Se da un lato nel testo il tema principale è innegabilmente il sesso, non può essere negato che dall’altro tale argomento faccia parte di una riflessione più ampia che l’autore intesse sull’amore. Infatti, in Chesil Beach è come se McEwan ci invitasse a ragionare sulla sua vera natura: l’amore è connessione mentale oppure fisica? Per stare insieme basta desiderarsi platonicamente oppure è sempre necessario incontrarsi fisicamente? E, soprattutto, è davvero possibile conoscere la persona che amiamo?

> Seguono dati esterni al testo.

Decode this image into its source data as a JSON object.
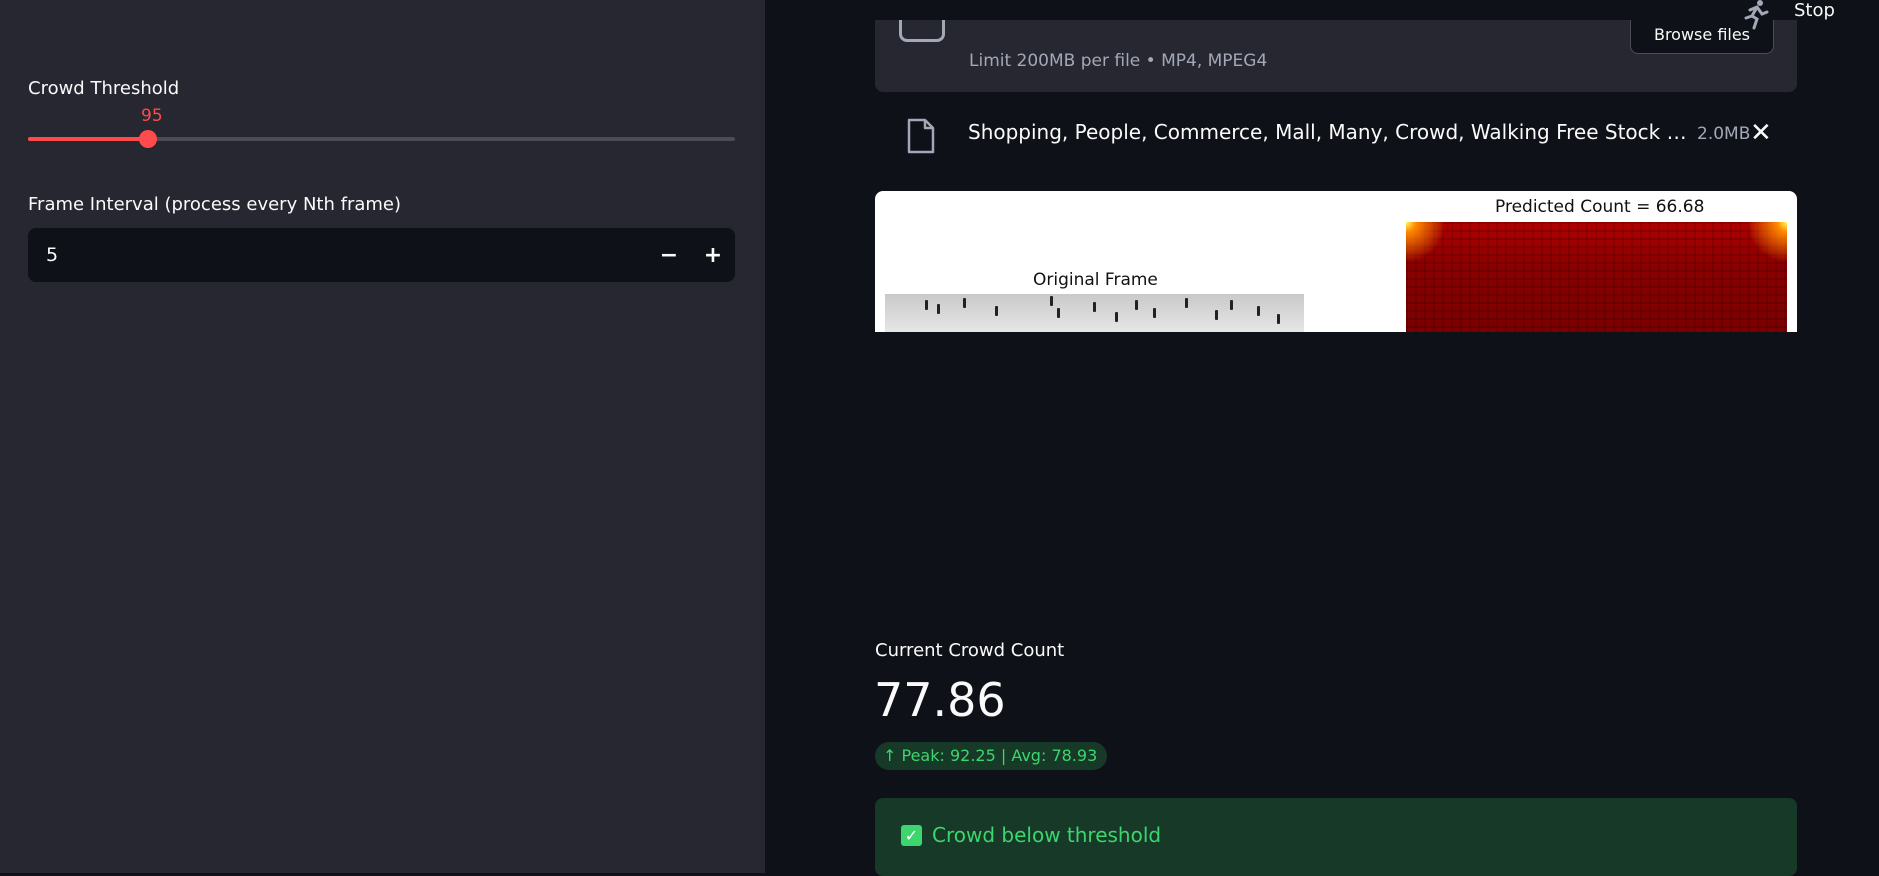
{
  "sidebar": {
    "threshold": {
      "label": "Crowd Threshold",
      "value": "95",
      "fraction": 0.17
    },
    "interval": {
      "label": "Frame Interval (process every Nth frame)",
      "value": "5",
      "minus": "−",
      "plus": "+"
    }
  },
  "header": {
    "stop_label": "Stop",
    "more_label": "⋮"
  },
  "uploader": {
    "limit_text": "Limit 200MB per file • MP4, MPEG4",
    "browse_label": "Browse files"
  },
  "file": {
    "name": "Shopping, People, Commerce, Mall, Many, Crowd, Walking Free Stock video footage",
    "size": "2.0MB",
    "close": "✕"
  },
  "figure": {
    "original_title": "Original Frame",
    "predicted_title": "Predicted Count = 66.68"
  },
  "metric": {
    "label": "Current Crowd Count",
    "value": "77.86",
    "delta": "↑ Peak: 92.25 | Avg: 78.93"
  },
  "alert": {
    "text": "Crowd below threshold",
    "icon": "✓"
  },
  "colors": {
    "accent": "#ff4b4b",
    "success": "#3dd56d",
    "success_bg": "#173928",
    "sidebar_bg": "#262730",
    "main_bg": "#0e1117"
  }
}
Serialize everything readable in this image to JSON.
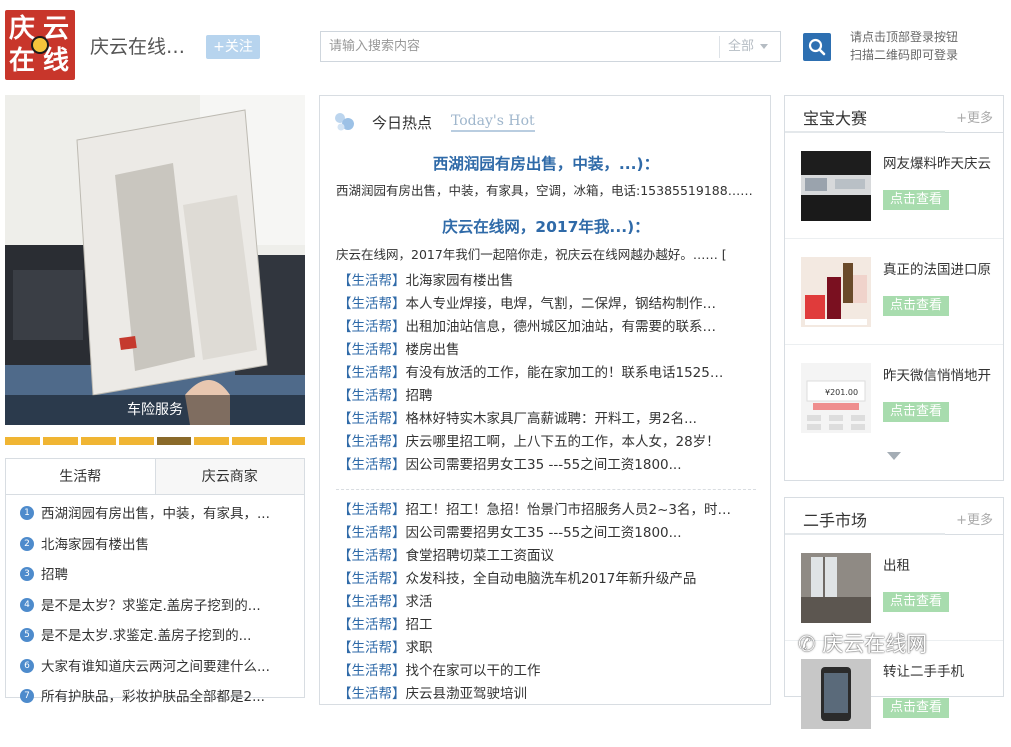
{
  "header": {
    "logo_text": "庆云在线",
    "site_name": "庆云在线…",
    "follow_label": "+关注",
    "search": {
      "placeholder": "请输入搜索内容",
      "scope": "全部"
    },
    "login_hint_line1": "请点击顶部登录按钮",
    "login_hint_line2": "扫描二维码即可登录"
  },
  "left": {
    "hero_caption": "车险服务",
    "hero_dots": 8,
    "hero_active_dot": 4,
    "tabs": [
      "生活帮",
      "庆云商家"
    ],
    "items": [
      {
        "num": "1",
        "text": "西湖润园有房出售，中装，有家具，..."
      },
      {
        "num": "2",
        "text": "北海家园有楼出售"
      },
      {
        "num": "3",
        "text": "招聘"
      },
      {
        "num": "4",
        "text": "是不是太岁？求鉴定.盖房子挖到的..."
      },
      {
        "num": "5",
        "text": "是不是太岁.求鉴定.盖房子挖到的..."
      },
      {
        "num": "6",
        "text": "大家有谁知道庆云两河之间要建什么..."
      },
      {
        "num": "7",
        "text": "所有护肤品，彩妆护肤品全部都是2..."
      }
    ]
  },
  "middle": {
    "hot_title": "今日热点",
    "hot_sub": "Today's Hot",
    "featured": [
      {
        "title": "西湖润园有房出售，中装，...)：",
        "desc": "西湖润园有房出售，中装，有家具，空调，冰箱，电话:15385519188……"
      },
      {
        "title": "庆云在线网，2017年我...)：",
        "desc": "庆云在线网，2017年我们一起陪你走，祝庆云在线网越办越好。…… ["
      }
    ],
    "tag": "【生活帮】",
    "news1": [
      "北海家园有楼出售",
      "本人专业焊接，电焊，气割，二保焊，钢结构制作…",
      "出租加油站信息，德州城区加油站，有需要的联系…",
      "楼房出售",
      "有没有放活的工作，能在家加工的！联系电话1525…",
      "招聘",
      "格林好特实木家具厂高薪诚聘：开料工，男2名...",
      "庆云哪里招工啊，上八下五的工作，本人女，28岁！",
      "因公司需要招男女工35 ---55之间工资1800..."
    ],
    "news2": [
      "招工！招工！急招！怡景门市招服务人员2~3名，时…",
      "因公司需要招男女工35 ---55之间工资1800...",
      "食堂招聘切菜工工资面议",
      "众发科技，全自动电脑洗车机2017年新升级产品",
      "求活",
      "招工",
      "求职",
      "找个在家可以干的工作",
      "庆云县渤亚驾驶培训"
    ]
  },
  "right": {
    "baby": {
      "title": "宝宝大赛",
      "more": "+更多",
      "cards": [
        {
          "title": "网友爆料昨天庆云",
          "btn": "点击查看"
        },
        {
          "title": "真正的法国进口原",
          "btn": "点击查看"
        },
        {
          "title": "昨天微信悄悄地开",
          "btn": "点击查看",
          "thumb_amount": "¥201.00"
        }
      ]
    },
    "market": {
      "title": "二手市场",
      "more": "+更多",
      "cards": [
        {
          "title": "出租",
          "btn": "点击查看"
        },
        {
          "title": "转让二手手机",
          "btn": "点击查看"
        }
      ]
    },
    "watermark": "庆云在线网"
  },
  "colors": {
    "accent_blue": "#2f6aa8",
    "button_green": "#a8dcae",
    "dot_gold": "#f0b533",
    "logo_red": "#c8362b"
  }
}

Attraverso il legame affettivo tra Florence ed Edward, che per quanto vicini appaiono impossibilitati a conoscersi interamente, rimandando agli amanti dal volto coperto di Magritte, si cerca di dare una risposta a queste domande, che tuttavia restano irrisolte, poiché ognuno dei due protagonisti con i suoi atteggiamenti è portatore di ideologie diverse: Florence, con la sua repulsione per il contatto fisico, diventa sostenitrice di quella visione per cui l’amore è una tela che si intesse tra due anime affini le quali, anche se non arrivano mai a toccarsi materialmente, sono indissolubilmente legate; Edward, invece, incarna tutti i giovani passionali che pensano che l’amato venga del tutto conosciuto solo quando all’unione intellettuale si unisce una completa comunione fisica. Il lettore si ritrova quindi ad accettare l’assurdità di stabilire una giusta definizione dell’eros, poiché sentimento da ognuno sentito in maniera differente a causa del proprio vissuto familiare e psicologico.

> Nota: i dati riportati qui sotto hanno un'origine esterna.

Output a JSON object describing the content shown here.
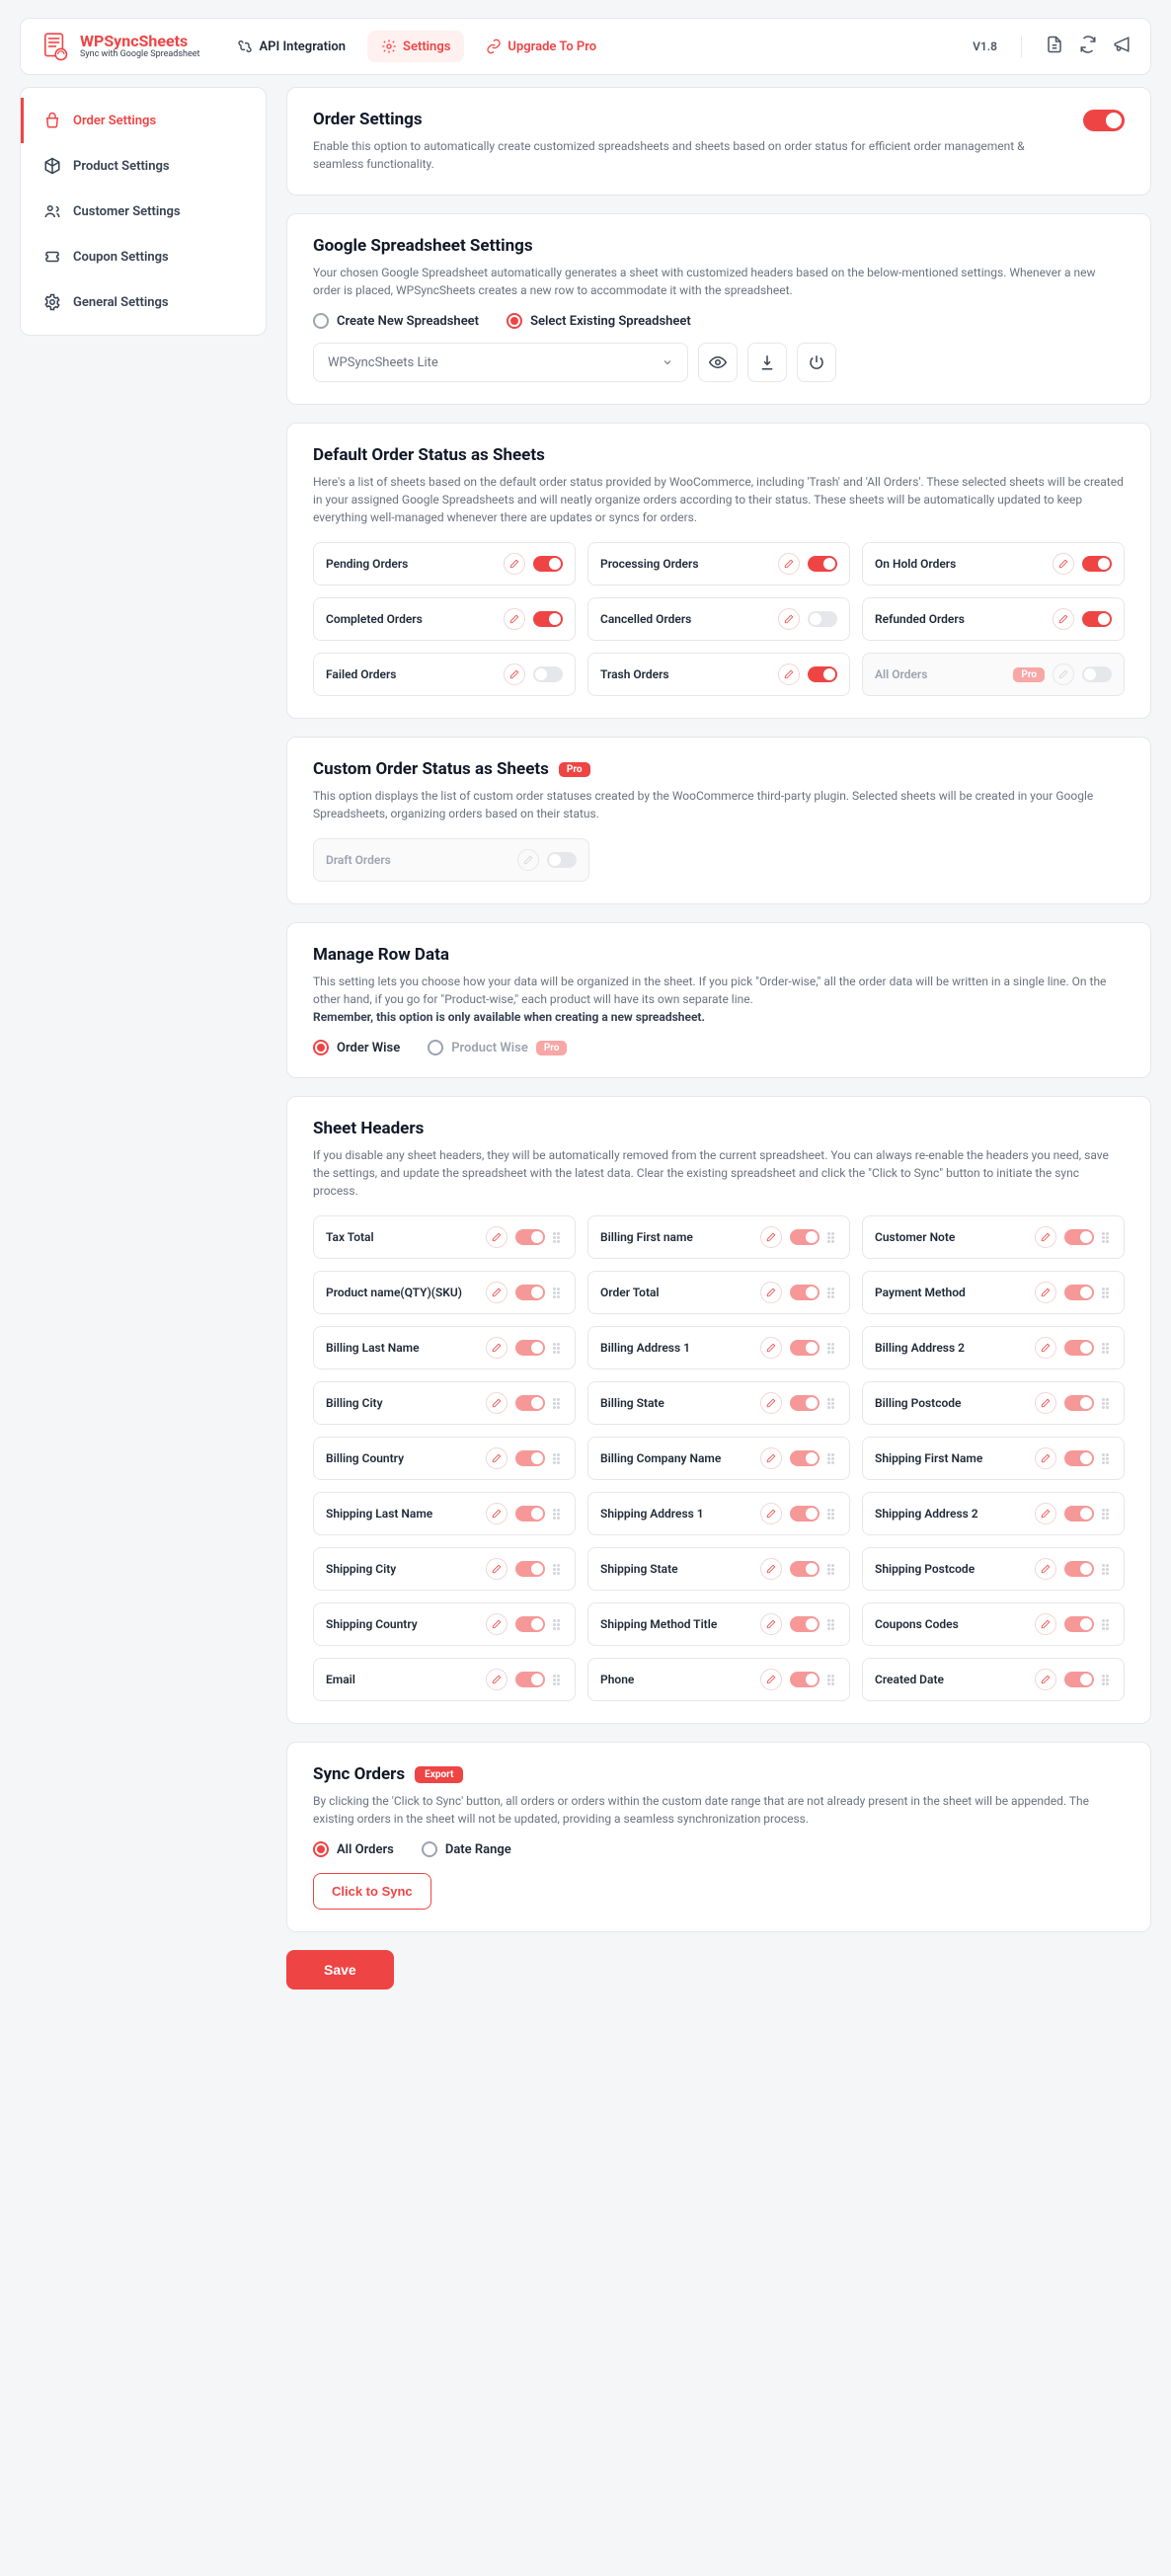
{
  "brand": {
    "title": "WPSyncSheets",
    "subtitle": "Sync with Google Spreadsheet"
  },
  "topbar": {
    "tabs": {
      "api": "API Integration",
      "settings": "Settings",
      "upgrade": "Upgrade To Pro"
    },
    "version": "V1.8"
  },
  "sidebar": {
    "order": "Order Settings",
    "product": "Product Settings",
    "customer": "Customer Settings",
    "coupon": "Coupon Settings",
    "general": "General Settings"
  },
  "order_settings": {
    "title": "Order Settings",
    "desc": "Enable this option to automatically create customized spreadsheets and sheets based on order status for efficient order management & seamless functionality."
  },
  "gss": {
    "title": "Google Spreadsheet Settings",
    "desc": "Your chosen Google Spreadsheet automatically generates a sheet with customized headers based on the below-mentioned settings. Whenever a new order is placed, WPSyncSheets creates a new row to accommodate it with the spreadsheet.",
    "radio_create": "Create New Spreadsheet",
    "radio_select": "Select Existing Spreadsheet",
    "selected": "WPSyncSheets Lite"
  },
  "default_status": {
    "title": "Default Order Status as Sheets",
    "desc": "Here's a list of sheets based on the default order status provided by WooCommerce, including 'Trash' and 'All Orders'. These selected sheets will be created in your assigned Google Spreadsheets and will neatly organize orders according to their status. These sheets will be automatically updated to keep everything well-managed whenever there are updates or syncs for orders.",
    "items": [
      {
        "label": "Pending Orders",
        "on": true
      },
      {
        "label": "Processing Orders",
        "on": true
      },
      {
        "label": "On Hold Orders",
        "on": true
      },
      {
        "label": "Completed Orders",
        "on": true
      },
      {
        "label": "Cancelled Orders",
        "on": false
      },
      {
        "label": "Refunded Orders",
        "on": true
      },
      {
        "label": "Failed Orders",
        "on": false
      },
      {
        "label": "Trash Orders",
        "on": true
      },
      {
        "label": "All Orders",
        "on": false,
        "pro": true,
        "disabled": true
      }
    ]
  },
  "custom_status": {
    "title": "Custom Order Status as Sheets",
    "pro_label": "Pro",
    "desc": "This option displays the list of custom order statuses created by the WooCommerce third-party plugin. Selected sheets will be created in your Google Spreadsheets, organizing orders based on their status.",
    "item_label": "Draft Orders"
  },
  "row_data": {
    "title": "Manage Row Data",
    "desc_main": "This setting lets you choose how your data will be organized in the sheet. If you pick \"Order-wise,\" all the order data will be written in a single line. On the other hand, if you go for \"Product-wise,\" each product will have its own separate line.",
    "desc_bold": "Remember, this option is only available when creating a new spreadsheet.",
    "radio_order": "Order Wise",
    "radio_product": "Product Wise",
    "pro_label": "Pro"
  },
  "headers": {
    "title": "Sheet Headers",
    "desc": "If you disable any sheet headers, they will be automatically removed from the current spreadsheet. You can always re-enable the headers you need, save the settings, and update the spreadsheet with the latest data. Clear the existing spreadsheet and click the \"Click to Sync\" button to initiate the sync process.",
    "items": [
      "Tax Total",
      "Billing First name",
      "Customer Note",
      "Product name(QTY)(SKU)",
      "Order Total",
      "Payment Method",
      "Billing Last Name",
      "Billing Address 1",
      "Billing Address 2",
      "Billing City",
      "Billing State",
      "Billing Postcode",
      "Billing Country",
      "Billing Company Name",
      "Shipping First Name",
      "Shipping Last Name",
      "Shipping Address 1",
      "Shipping Address 2",
      "Shipping City",
      "Shipping State",
      "Shipping Postcode",
      "Shipping Country",
      "Shipping Method Title",
      "Coupons Codes",
      "Email",
      "Phone",
      "Created Date"
    ]
  },
  "sync": {
    "title": "Sync Orders",
    "export": "Export",
    "desc": "By clicking the 'Click to Sync' button, all orders or orders within the custom date range that are not already present in the sheet will be appended. The existing orders in the sheet will not be updated, providing a seamless synchronization process.",
    "radio_all": "All Orders",
    "radio_range": "Date Range",
    "button": "Click to Sync"
  },
  "save_label": "Save"
}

Nelle sue 135 pagine, quindi, Chesil Beach contiene più di quanto lasci vedere in superficie, racchiudendo in sé una storia collettiva – quella dei giovani inglesi vissuti prima della liberazione sessuale –, una storia personale – quella dei due protagonisti e delle loro insicurezze –, e un piccolo trattato filosofico sull’essenza inafferrabile dell’amore.